President Trump made headlines recently for suggesting that Alcatraz, the infamous prison in San Francisco Bay, should be reopened to house the worst criminal offenders in America. It is a notion that boggles the minds of liberals – as everything Trump says and does tends to – but it would be a magnificent, if mostly symbolic, achievement, and one entirely in harmony with many of the central themes in the MAGA movement.

Alcatraz was, in its heyday, a legendary and forbidding prison fortress. Most famously, it housed Al Capone, perhaps the greatest criminal mastermind in American history. Its isolation made it incredibly secure – and mysterious. Its fame and the lore associated with it inspired multiple Hollywood films, including “Escape from Alcatraz,” widely regarded as one of Clint Eastwood’s best acting performances.

Its closure in 1963, on the orders of Attorney General Robert Kennedy, came mostly due to the high cost of running an island prison, but also reflected the ethos of the ’60s and ’70s, which often assumed that “criminals” were victims of society and of the justice system itself. Alcatraz, in the days of Kennedy and Dirty Harry, was a symbol of cold, inflexible, cruel and even corrupt “justice,” and its closure represented a turn towards greater leniency and compassion in the treatment of federal inmates. It wasn’t long before federal prisons became colloquially known as “Club Fed.” In other words, they became sources of mirth rather than fear.

Trump and the MAGA movement, however, are unabashedly nostalgic for the days when America was great, and Alcatraz, a symbol of full-throated American justice, fortified with puritanical harshness, is exactly the sort of prison that Trumpers should want to revive. America was, after all, infinitely safer in the days when the FBI’s Most Wanted were, when captured, alternately electrocuted or packed off to prisons whose very names conjured dread amongst criminals and ordinary citizens alike. In those days, it was assumed that the punishments meted out to those who violated federal law would always be swift, severe and unquestionably just. Alcatraz was a powerful symbol of a justice system that enjoyed the confidence and support of almost all Americans, rightly or wrongly.

Before the ’60s, no journalist would have dared to blame judges, prosecutors and policemen for society’s ills, or to spin fairy tales about the nobility of the men who landed behind bars.
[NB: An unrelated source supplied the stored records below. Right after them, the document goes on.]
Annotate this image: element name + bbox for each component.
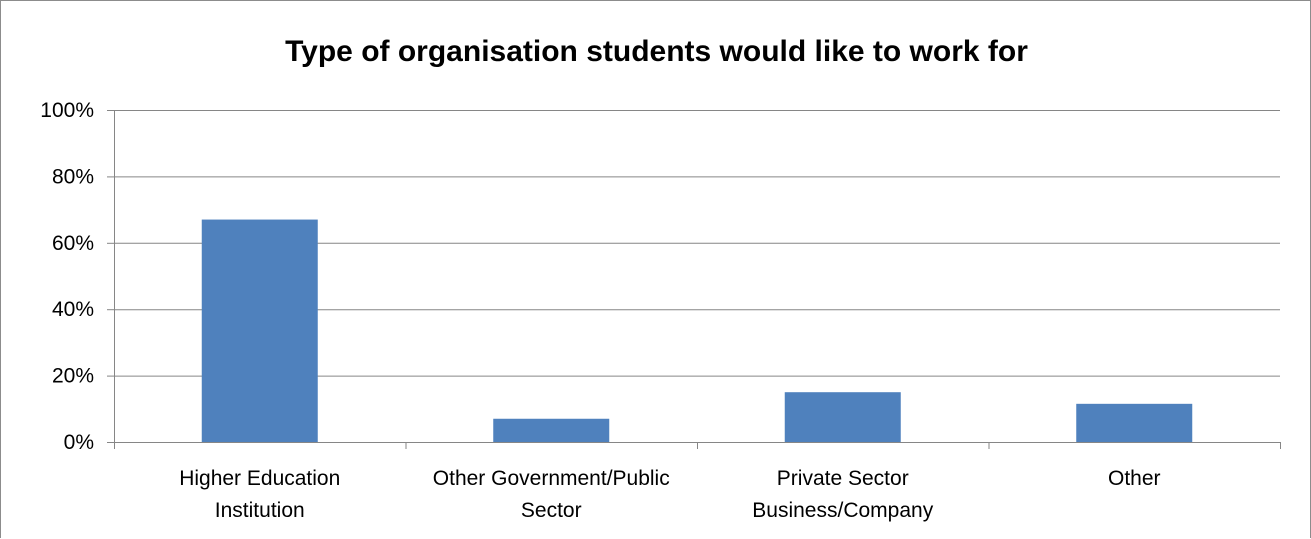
bar xyxy=(784,392,901,442)
bar xyxy=(201,219,318,442)
x-tick-label: Other xyxy=(1108,467,1161,490)
y-tick-label: 40% xyxy=(52,298,94,321)
bars xyxy=(201,219,1193,442)
x-tick-label: Higher Education Institution xyxy=(179,467,340,522)
x-tick-label: Private Sector Business/Company xyxy=(752,467,933,522)
x-tick-label: Other Government/Public Sector xyxy=(433,467,670,522)
y-tick-label: 20% xyxy=(52,365,94,388)
bar xyxy=(1076,403,1193,442)
y-tick-label: 80% xyxy=(52,165,94,188)
y-tick-label: 0% xyxy=(64,431,94,454)
x-tick-labels: Higher Education Institution Other Governm… xyxy=(179,467,1160,522)
y-tick-labels: 0% 20% 40% 60% 80% 100% xyxy=(40,99,94,454)
axes xyxy=(107,110,1281,449)
y-tick-label: 60% xyxy=(52,232,94,255)
y-tick-label: 100% xyxy=(40,99,94,122)
bar xyxy=(493,418,610,442)
chart-title: Type of organisation students would like… xyxy=(285,35,1028,68)
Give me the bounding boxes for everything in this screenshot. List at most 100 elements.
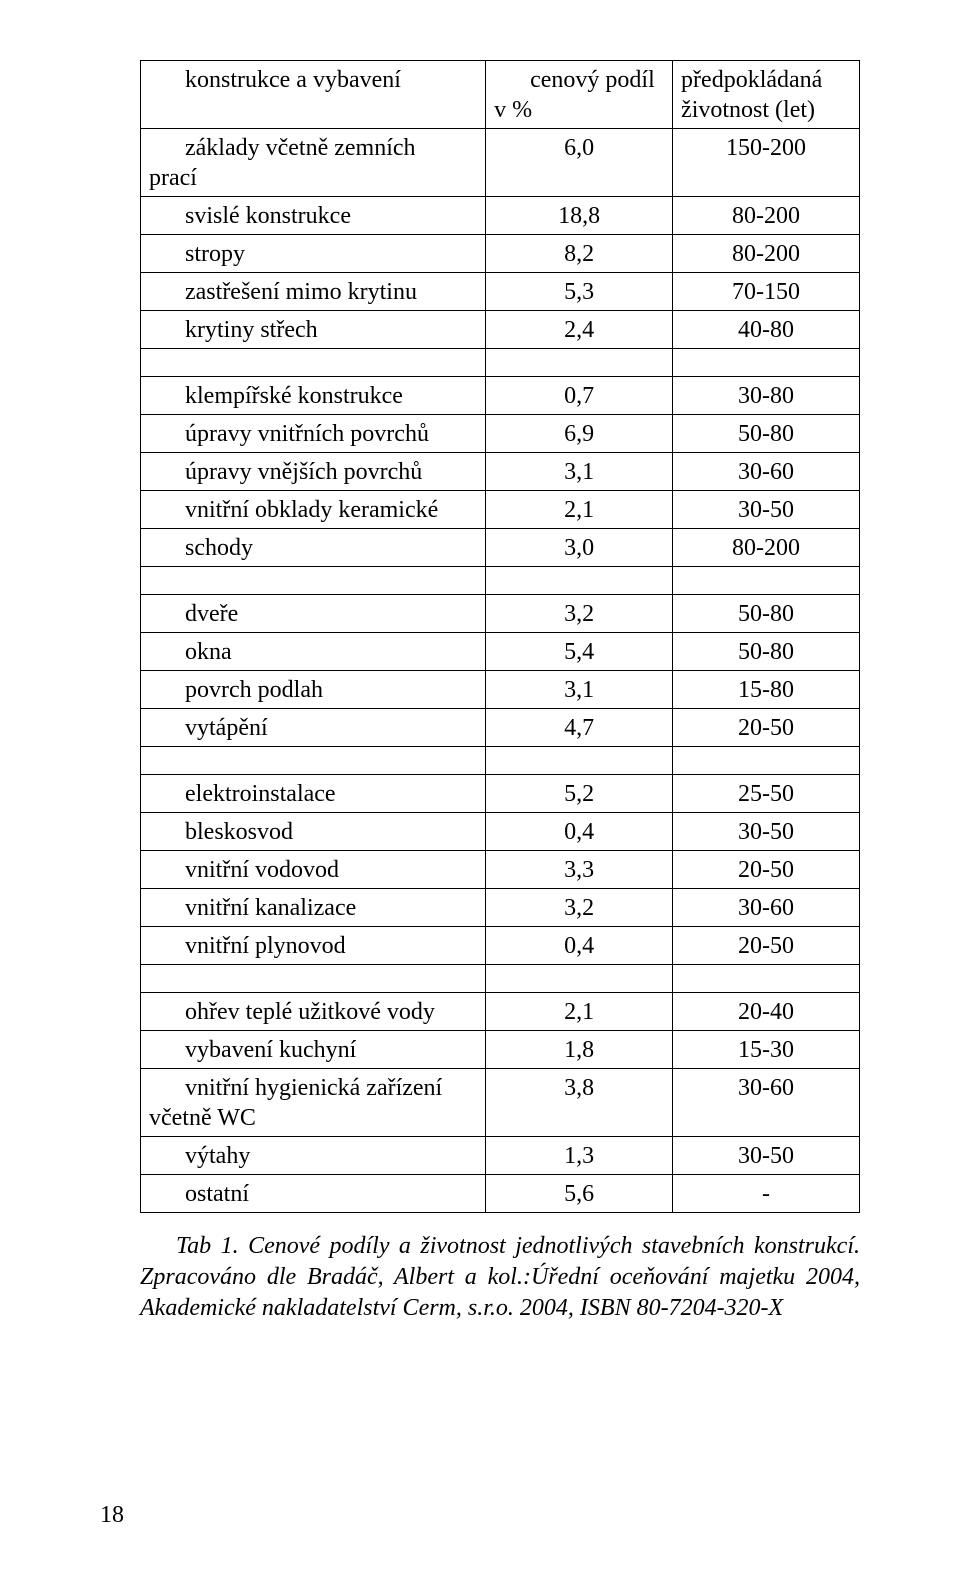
table-row: úpravy vnějších povrchů3,130-60: [141, 453, 860, 491]
table-row: vnitřní plynovod0,420-50: [141, 927, 860, 965]
row-value: 0,4: [486, 813, 673, 851]
row-label-line1: základy včetně zemních: [149, 133, 477, 163]
row-value: 2,1: [486, 993, 673, 1031]
row-label-text: ohřev teplé užitkové vody: [149, 997, 477, 1027]
table-row: svislé konstrukce18,880-200: [141, 197, 860, 235]
row-value: 2,4: [486, 311, 673, 349]
row-label-line2: prací: [149, 165, 197, 191]
row-life: 30-50: [673, 813, 860, 851]
row-label: vnitřní vodovod: [141, 851, 486, 889]
row-label-text: bleskosvod: [149, 817, 477, 847]
row-value: 6,9: [486, 415, 673, 453]
row-label: výtahy: [141, 1137, 486, 1175]
table-row: vnitřní obklady keramické 2,130-50: [141, 491, 860, 529]
row-label: úpravy vnějších povrchů: [141, 453, 486, 491]
row-value: 3,1: [486, 453, 673, 491]
row-life: 40-80: [673, 311, 860, 349]
construction-table: konstrukce a vybavení cenový podíl v % p…: [140, 60, 860, 1213]
row-label-text: vnitřní kanalizace: [149, 893, 477, 923]
row-label-line2: včetně WC: [149, 1105, 256, 1131]
row-label-text: úpravy vnitřních povrchů: [149, 419, 477, 449]
spacer-cell: [486, 965, 673, 993]
row-value: 5,6: [486, 1175, 673, 1213]
table-row: ohřev teplé užitkové vody 2,120-40: [141, 993, 860, 1031]
table-row: stropy8,280-200: [141, 235, 860, 273]
row-life: 20-50: [673, 709, 860, 747]
row-label: povrch podlah: [141, 671, 486, 709]
header-col2: cenový podíl v %: [486, 61, 673, 129]
spacer-row: [141, 567, 860, 595]
caption-text: Tab 1. Cenové podíly a životnost jednotl…: [140, 1233, 860, 1321]
row-life: 150-200: [673, 129, 860, 197]
row-value: 5,3: [486, 273, 673, 311]
row-life: 30-50: [673, 491, 860, 529]
row-label-text: zastřešení mimo krytinu: [149, 277, 477, 307]
table-row: výtahy 1,330-50: [141, 1137, 860, 1175]
row-label-text: vnitřní plynovod: [149, 931, 477, 961]
row-value: 3,2: [486, 889, 673, 927]
row-life: 20-40: [673, 993, 860, 1031]
row-life: 20-50: [673, 851, 860, 889]
row-label: okna: [141, 633, 486, 671]
row-label: zastřešení mimo krytinu: [141, 273, 486, 311]
spacer-cell: [141, 747, 486, 775]
row-label: bleskosvod: [141, 813, 486, 851]
row-life: 30-60: [673, 889, 860, 927]
header-col3-line2: životnost (let): [681, 97, 815, 123]
page: konstrukce a vybavení cenový podíl v % p…: [0, 0, 960, 1589]
table-row: okna5,450-80: [141, 633, 860, 671]
row-label-text: výtahy: [149, 1141, 477, 1171]
row-label-text: povrch podlah: [149, 675, 477, 705]
row-value: 0,7: [486, 377, 673, 415]
table-row: dveře3,250-80: [141, 595, 860, 633]
table-row: vnitřní hygienická zařízenívčetně WC3,83…: [141, 1069, 860, 1137]
row-label-text: ostatní: [149, 1179, 477, 1209]
row-life: 25-50: [673, 775, 860, 813]
row-label: vnitřní kanalizace: [141, 889, 486, 927]
row-label: vybavení kuchyní: [141, 1031, 486, 1069]
table-row: vnitřní vodovod 3,320-50: [141, 851, 860, 889]
table-row: vybavení kuchyní1,815-30: [141, 1031, 860, 1069]
table-header-row: konstrukce a vybavení cenový podíl v % p…: [141, 61, 860, 129]
row-life: -: [673, 1175, 860, 1213]
row-life: 30-50: [673, 1137, 860, 1175]
row-label-text: vnitřní vodovod: [149, 855, 477, 885]
row-life: 80-200: [673, 197, 860, 235]
row-value: 1,8: [486, 1031, 673, 1069]
row-label-text: dveře: [149, 599, 477, 629]
row-label: elektroinstalace: [141, 775, 486, 813]
row-label: schody: [141, 529, 486, 567]
row-life: 15-80: [673, 671, 860, 709]
row-value: 1,3: [486, 1137, 673, 1175]
row-label-line1: vnitřní hygienická zařízení: [149, 1073, 477, 1103]
page-number: 18: [100, 1502, 124, 1529]
header-col2-line1: cenový podíl: [494, 65, 664, 95]
row-label: vnitřní obklady keramické: [141, 491, 486, 529]
row-value: 3,3: [486, 851, 673, 889]
row-label: základy včetně zemníchprací: [141, 129, 486, 197]
header-col3-line1: předpokládaná: [681, 67, 822, 93]
spacer-row: [141, 965, 860, 993]
spacer-cell: [486, 747, 673, 775]
row-value: 5,4: [486, 633, 673, 671]
row-label: stropy: [141, 235, 486, 273]
spacer-cell: [486, 349, 673, 377]
table-row: povrch podlah 3,115-80: [141, 671, 860, 709]
row-value: 0,4: [486, 927, 673, 965]
row-label-text: okna: [149, 637, 477, 667]
row-label-text: elektroinstalace: [149, 779, 477, 809]
row-label: svislé konstrukce: [141, 197, 486, 235]
row-value: 3,1: [486, 671, 673, 709]
table-row: ostatní 5,6-: [141, 1175, 860, 1213]
spacer-cell: [486, 567, 673, 595]
row-life: 15-30: [673, 1031, 860, 1069]
row-value: 4,7: [486, 709, 673, 747]
row-label-text: vnitřní obklady keramické: [149, 495, 477, 525]
row-value: 2,1: [486, 491, 673, 529]
table-caption: Tab 1. Cenové podíly a životnost jednotl…: [140, 1231, 860, 1325]
row-label: vnitřní hygienická zařízenívčetně WC: [141, 1069, 486, 1137]
row-label: vnitřní plynovod: [141, 927, 486, 965]
row-value: 5,2: [486, 775, 673, 813]
table-row: základy včetně zemníchprací6,0150-200: [141, 129, 860, 197]
table-row: vytápění4,720-50: [141, 709, 860, 747]
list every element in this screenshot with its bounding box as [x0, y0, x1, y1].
America was an innocent place, in many ways, and Alcatraz was the towering penitential edifice that sealed and protected that innocence, and kept a long, straight, clean line between good citizens, like you and me, and the criminal maniacs who belong in cages, or, better yet, dungeons prudently located across the briny deep.

By all accounts, bringing Alcatraz back to life as a federal prison would be immensely costly and difficult. It would be worth those costs and difficulties, however, because America would be reaffirming its commitment to law and order, its respect for legitimate authority and its collective belief in personal responsibility. We would be (re)incarnating these principles, moreover, in stark, physical form and, more importantly, in a name – ALCATRAZ – that would once again reverberate in the hearts of evildoers.

Trump has been successful as a politician and as a leader because he understands that America’s identity is as much a conglomeration of symbols as it is a list of lofty ideals. We cannot be a sovereign nation unless our border is secure and no one is brazenly strolling across it – thus, “the Wall.” We cannot be an economic powerhouse unless our factories are humming with activity and producing big, beautiful, awe-inspiring machines that the world wants to buy. We cannot be a vibrant, forward-looking society unless our cities are sprouting tall, cutting-edge buildings that are the envy of foreigners. And we cannot be a nation where justice and peace are secure unless our worst malefactors are locked away in dark fortresses, never to be seen or heard from again (at least, that is what the criminals must believe).

It is imperative, therefore, that Alcatraz be reopened as a federal prison, and that, on the doorstep of America’s most liberal city, we affirm our collective disdain for those violent, anti-social elements that ought to terrify and disgust any decent, patriotic American.

Let’s hope that Trump can get it done.